Jean Forteroche
Le Blog



4- La mère et l'enfant

le 17/12/2017 à 14h12

« Eh bien ! dit Mme Chick avec un doux sourire, puisque Fanny nous a donné un Dombey, je lui pardonne tout. »

 

Ce pardon était charitable et Mme Chick se sentit soulagée, sans cependant qu’elle eût rien à pardonner à sa bellesœur, si ce n’est peut-être d’avoir épousé son frère, entreprise assez téméraire, et d’avoir, dans la suite, mis au monde une fille au lieu d’un garçon, chose à laquelle on était loin de s’attendre de sa part, comme le faisait souvent observer Mme Chick ; c’était, en effet, bien mal récompenser les attentions et les égards qu’on avait toujours eus pour elle.

 

M. Dombey, qu’on venait d’avertir de monter promptement, laissa les deux dames ensemble, et miss Tox aussitôt s’abandonna sans réserve à son exaltation.

« Vous ne pouviez manquer d’admirer mon frère, je le savais bien, dit Louisa ; je vous avais prévenue, ma chère. »

Les mains et les yeux de miss Tox exprimèrent toute la vivacité de son sentiment.

 

« Et sa fortune ? ma chère.

— Ah ! dit miss Tox, profondément émue.

— Im-mense !

— Mais son maintien, ma bonne Louisa, son air noble et digne. Non, jamais je n’ai vu ensemble aussi parfait. Il y a en lui quelque chose de si majestueux, de si imposant, tant d’ampleur, tant d’aplomb ! un duc d’York de la finance, ma chère, non, je n’exagère pas, c’est ainsi que je le définis.

— Eh quoi, mon cher Paul, s’écria Louisa en voyant rentrer son frère, comme vous êtes pâle ! Qu’y a-t-il donc ?

— Je suis bien peiné, Louisa ; on vient de m’apprendre que Fanny…

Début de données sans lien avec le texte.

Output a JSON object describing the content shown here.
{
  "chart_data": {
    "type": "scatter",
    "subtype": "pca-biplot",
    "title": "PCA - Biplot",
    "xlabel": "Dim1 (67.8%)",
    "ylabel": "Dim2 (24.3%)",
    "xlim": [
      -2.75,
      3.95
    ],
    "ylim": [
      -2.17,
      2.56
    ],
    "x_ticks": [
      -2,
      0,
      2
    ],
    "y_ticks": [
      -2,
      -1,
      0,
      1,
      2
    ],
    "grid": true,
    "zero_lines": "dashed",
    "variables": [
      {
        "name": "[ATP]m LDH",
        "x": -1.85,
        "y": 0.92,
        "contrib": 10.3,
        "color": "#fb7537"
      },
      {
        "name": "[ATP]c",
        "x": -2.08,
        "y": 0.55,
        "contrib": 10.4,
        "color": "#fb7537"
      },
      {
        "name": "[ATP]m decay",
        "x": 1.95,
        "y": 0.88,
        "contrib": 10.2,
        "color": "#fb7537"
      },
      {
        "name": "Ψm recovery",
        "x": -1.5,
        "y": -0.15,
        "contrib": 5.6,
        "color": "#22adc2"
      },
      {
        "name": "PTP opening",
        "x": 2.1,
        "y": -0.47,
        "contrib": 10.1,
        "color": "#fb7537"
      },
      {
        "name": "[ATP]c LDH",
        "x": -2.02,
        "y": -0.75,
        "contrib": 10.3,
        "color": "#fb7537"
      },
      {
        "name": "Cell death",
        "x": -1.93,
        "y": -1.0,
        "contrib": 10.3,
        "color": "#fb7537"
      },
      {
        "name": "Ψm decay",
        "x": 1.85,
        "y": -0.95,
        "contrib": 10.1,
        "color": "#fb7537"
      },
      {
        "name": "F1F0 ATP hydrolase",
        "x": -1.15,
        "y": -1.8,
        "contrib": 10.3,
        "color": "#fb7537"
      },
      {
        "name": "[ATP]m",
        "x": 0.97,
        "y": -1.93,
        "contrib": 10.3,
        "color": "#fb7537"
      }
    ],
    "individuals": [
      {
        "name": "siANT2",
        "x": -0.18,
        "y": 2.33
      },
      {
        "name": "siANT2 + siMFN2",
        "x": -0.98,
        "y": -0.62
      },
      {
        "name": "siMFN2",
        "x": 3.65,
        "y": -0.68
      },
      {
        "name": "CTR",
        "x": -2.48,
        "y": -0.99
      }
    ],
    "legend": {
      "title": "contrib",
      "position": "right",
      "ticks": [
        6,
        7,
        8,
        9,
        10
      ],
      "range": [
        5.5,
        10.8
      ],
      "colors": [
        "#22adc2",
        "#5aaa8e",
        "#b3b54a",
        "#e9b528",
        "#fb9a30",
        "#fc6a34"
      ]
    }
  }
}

— Mon cher Paul, n’en croyez rien, répliqua sa sœur en se levant. Si vous avez foi en mon expérience, soyez sûr qu’il s’agit seulement d’amener Fanny à faire un effort sur ellemême. » Là-dessus, elle ôta son chapeau, ajusta son bonnet, remit ses gants d’un air affairé et ajouta : « Mais il faut l’encourager, la violenter même, s’il est nécessaire. Allons, Paul, montez avec moi. »

 

M. Dombey, qui subissait l’influence de sa sœur, pour la raison que nous avons indiquée, et qui d’ailleurs la croyait femme d’expérience et d’action, la suivit sans hésiter près de la malade.

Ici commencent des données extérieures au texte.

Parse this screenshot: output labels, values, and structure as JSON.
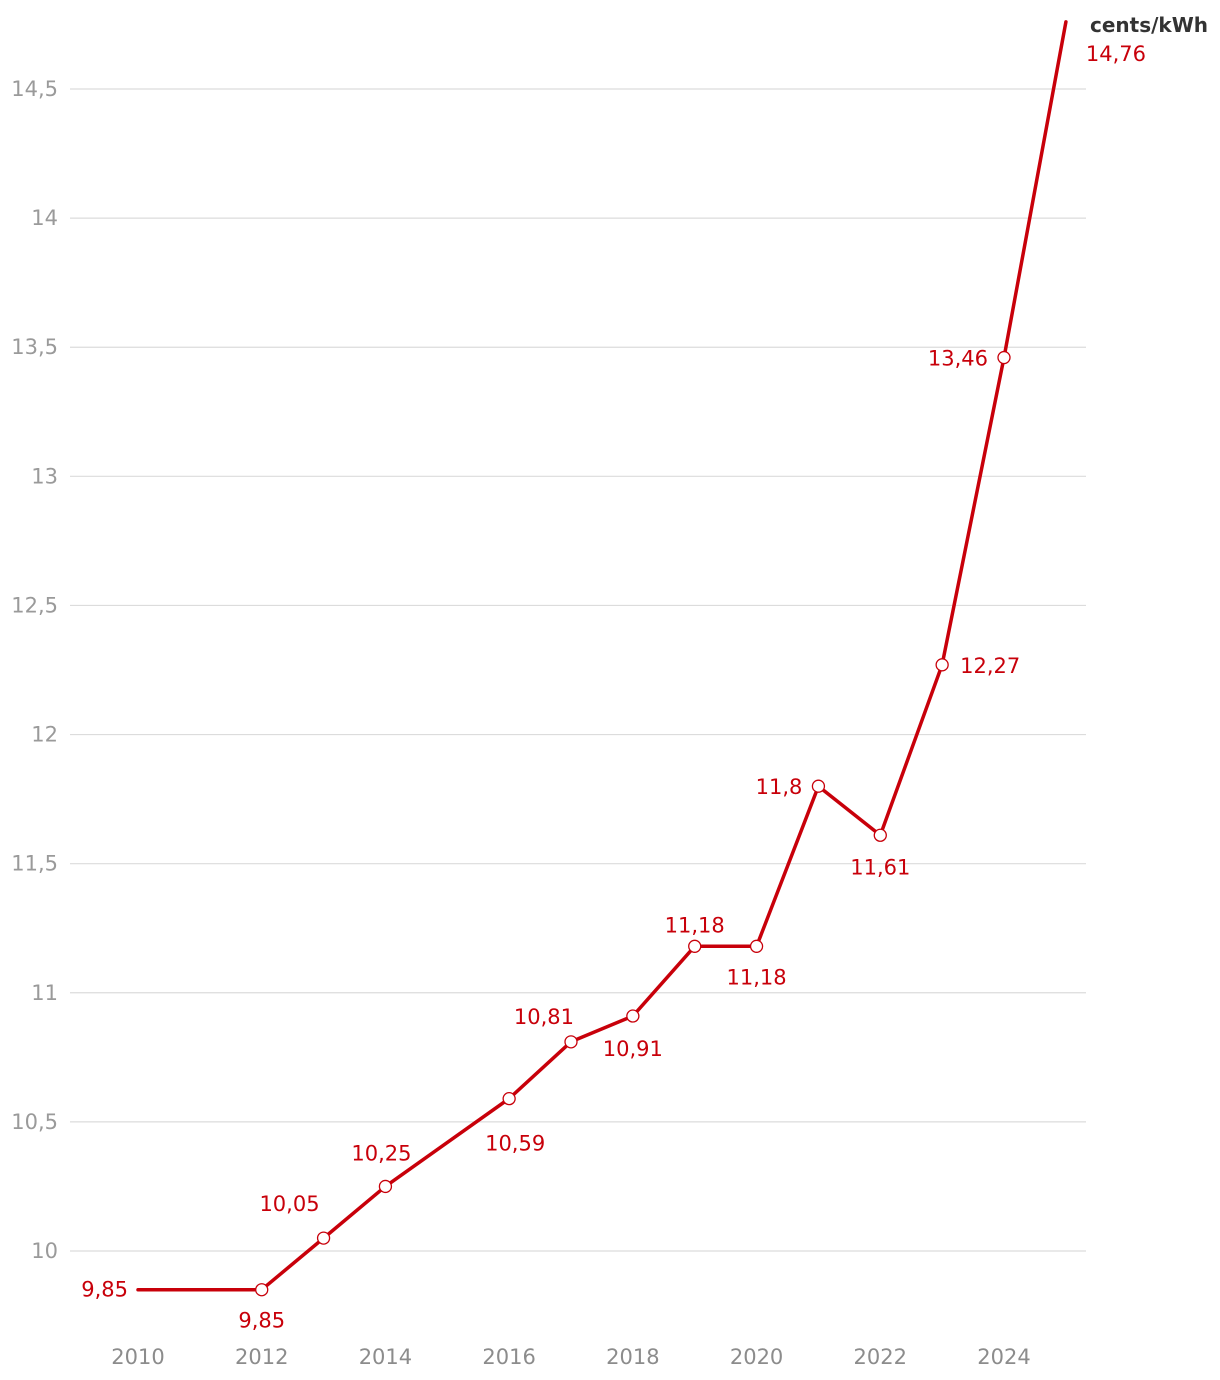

Mme Dombey était sur son lit, comme il l’avait laissée, pressant sa petite-fille sur son cœur. L’enfant la serrait dans ses bras avec la même force, sans lever la tête, sans écarter sa joue caressante de la figure de sa mère, sans rien voir autour d’elle, muette, immobile, d’œil sec.

« Elle ne goûte de repos qu’avec sa fille, dit tout bas le docteur à M. Dombey. Nous avons pensé qu’il valait mieux faire rentrer la petite. »

 

Un silence solennel régnait autour du lit ; les deux docteurs, le regard tristement fixé sur ce corps sans mouvement, semblaient donner si peu d’espérance que Mme Chick eut un moment d’hésitation ; mais bientôt prenant courage et rappelant ce qu’elle nommait sa présence d’esprit, elle s’assit près du lit, et dit d’une voix basse, mais accentuée comme pour réveiller une personne endormie :

« Fanny ! Fanny ! »

 

Pour toute réponse, on n’entendit que le tic-tac des montres de M. Dombey et du docteur Parker, qui semblaient dans le silence lutter de vitesse.

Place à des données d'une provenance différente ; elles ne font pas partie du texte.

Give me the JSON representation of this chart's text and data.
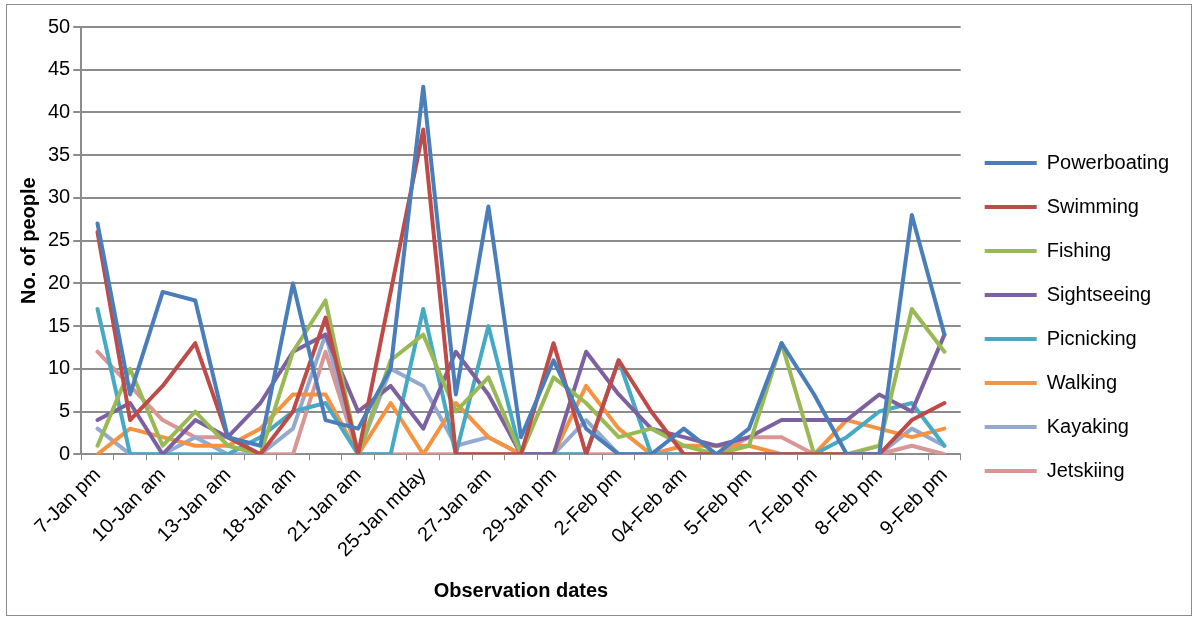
{
  "chart_data": {
    "type": "line",
    "xlabel": "Observation dates",
    "ylabel": "No. of people",
    "categories": [
      "7-Jan pm",
      null,
      "10-Jan am",
      null,
      "13-Jan am",
      null,
      "18-Jan am",
      null,
      "21-Jan am",
      null,
      "25-Jan mday",
      null,
      "27-Jan am",
      null,
      "29-Jan pm",
      null,
      "2-Feb pm",
      null,
      "04-Feb am",
      null,
      "5-Feb pm",
      null,
      "7-Feb pm",
      null,
      "8-Feb pm",
      null,
      "9-Feb pm"
    ],
    "series": [
      {
        "name": "Powerboating",
        "color": "#4a7ebb",
        "values": [
          27,
          7,
          19,
          18,
          2,
          1,
          20,
          4,
          3,
          10,
          43,
          7,
          29,
          2,
          11,
          3,
          0,
          0,
          3,
          0,
          3,
          13,
          7,
          0,
          0,
          28,
          14
        ]
      },
      {
        "name": "Swimming",
        "color": "#be4b48",
        "values": [
          26,
          4,
          8,
          13,
          2,
          0,
          5,
          16,
          0,
          19,
          38,
          0,
          0,
          0,
          13,
          0,
          11,
          5,
          0,
          0,
          0,
          0,
          0,
          0,
          0,
          4,
          6
        ]
      },
      {
        "name": "Fishing",
        "color": "#98b954",
        "values": [
          1,
          10,
          1,
          5,
          1,
          0,
          12,
          18,
          0,
          11,
          14,
          5,
          9,
          0,
          9,
          6,
          2,
          3,
          1,
          0,
          1,
          13,
          0,
          0,
          1,
          17,
          12
        ]
      },
      {
        "name": "Sightseeing",
        "color": "#7d60a0",
        "values": [
          4,
          6,
          0,
          4,
          2,
          6,
          12,
          14,
          5,
          8,
          3,
          12,
          7,
          0,
          0,
          12,
          7,
          3,
          2,
          1,
          2,
          4,
          4,
          4,
          7,
          5,
          14
        ]
      },
      {
        "name": "Picnicking",
        "color": "#46aac5",
        "values": [
          17,
          0,
          0,
          0,
          0,
          2,
          5,
          6,
          0,
          0,
          17,
          0,
          15,
          0,
          0,
          0,
          11,
          0,
          0,
          0,
          0,
          0,
          0,
          2,
          5,
          6,
          1
        ]
      },
      {
        "name": "Walking",
        "color": "#f69240",
        "values": [
          0,
          3,
          2,
          1,
          1,
          3,
          7,
          7,
          0,
          6,
          0,
          6,
          2,
          0,
          0,
          8,
          3,
          0,
          1,
          1,
          1,
          0,
          0,
          4,
          3,
          2,
          3
        ]
      },
      {
        "name": "Kayaking",
        "color": "#93a9cf",
        "values": [
          3,
          0,
          0,
          2,
          0,
          0,
          3,
          14,
          0,
          10,
          8,
          1,
          2,
          0,
          0,
          4,
          0,
          0,
          0,
          0,
          0,
          0,
          0,
          0,
          0,
          3,
          1
        ]
      },
      {
        "name": "Jetskiing",
        "color": "#d99694",
        "values": [
          12,
          8,
          4,
          2,
          2,
          0,
          0,
          12,
          0,
          0,
          0,
          0,
          0,
          0,
          0,
          0,
          0,
          0,
          0,
          0,
          2,
          2,
          0,
          0,
          0,
          1,
          0
        ]
      }
    ],
    "ylim": [
      0,
      50
    ],
    "yticks": [
      0,
      5,
      10,
      15,
      20,
      25,
      30,
      35,
      40,
      45,
      50
    ],
    "grid": "y",
    "legend": "right",
    "marker": "none",
    "line_style": "solid"
  }
}
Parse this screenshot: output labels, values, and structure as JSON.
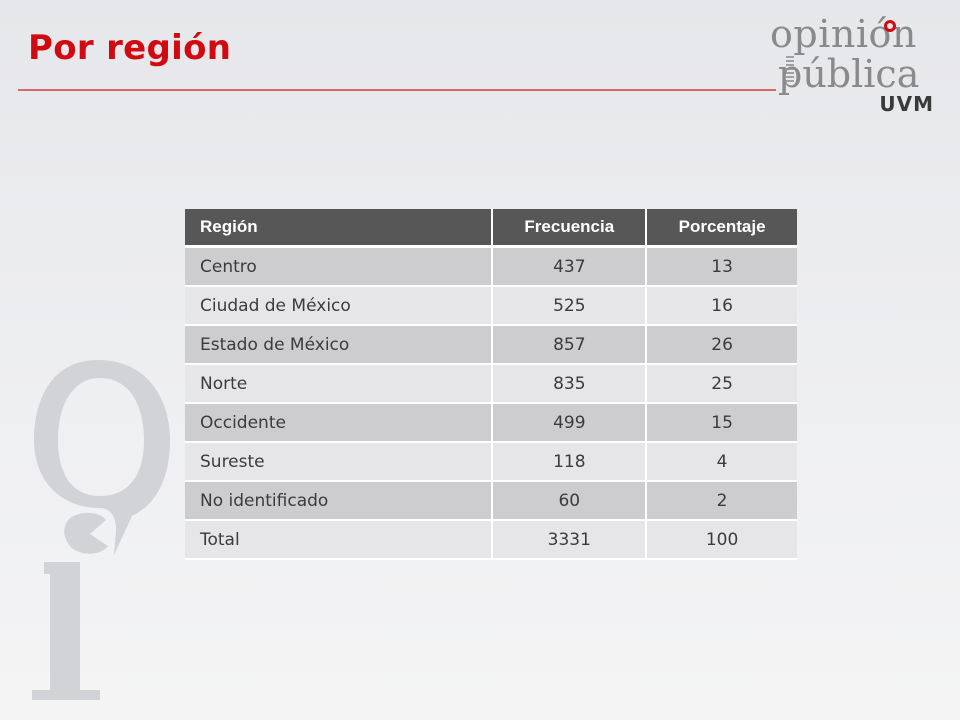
{
  "slide": {
    "title": "Por región",
    "accent_color": "#d10a11"
  },
  "logo": {
    "line1": "opinión",
    "line2": "pública",
    "brand": "UVM"
  },
  "table": {
    "headers": [
      "Región",
      "Frecuencia",
      "Porcentaje"
    ],
    "rows": [
      [
        "Centro",
        "437",
        "13"
      ],
      [
        "Ciudad de México",
        "525",
        "16"
      ],
      [
        "Estado de México",
        "857",
        "26"
      ],
      [
        "Norte",
        "835",
        "25"
      ],
      [
        "Occidente",
        "499",
        "15"
      ],
      [
        "Sureste",
        "118",
        "4"
      ],
      [
        "No identificado",
        "60",
        "2"
      ],
      [
        "Total",
        "3331",
        "100"
      ]
    ]
  }
}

« Fanny ! mon amie, dit Mme Chick en se donnant un air gai, voici M. Dombey qui vient vous voir ; ne voulez-vous pas lui parler ? On voudrait coucher le petit, le cher petit ; Fanny, l’avez-vous vu seulement ? On ne peut le coucher, si vous ne vous réveillez pas. Allons, il est bientôt temps de vous réveiller, n’est-ce pas ? »

Elle se pencha sur le lit, comme pour écouter, regardant en même temps les témoins de cette scène, un doigt posé sur sa bouche.

« Vous dites ?… fit-elle encore. Je ne vous ai pas bien entendue, Fanny ? »

Mais rien, pas de réponse. Le tic-tac des deux montres allait, allait toujours plus vite.

 

« Voyons, Fanny, dit Mme Chick en changeant de ton ; car la situation devenait sérieuse, et son assurance l’abandonnait malgré elle. Fanny, je me fâcherai avec vous pour tout de bon, si vous ne vous réveillez pas. Il faut faire un effort, peut-être le trouvez-vous au-dessus de vos forces ; mais vous le savez, Fanny, en ce monde, il faut de l’énergie, et l’on ne doit pas se laisser abattre, quand d’aussi graves intérêts reposent sur nous. Allons, essayez. Je vous gronderai, si vous ne le faites pas ! »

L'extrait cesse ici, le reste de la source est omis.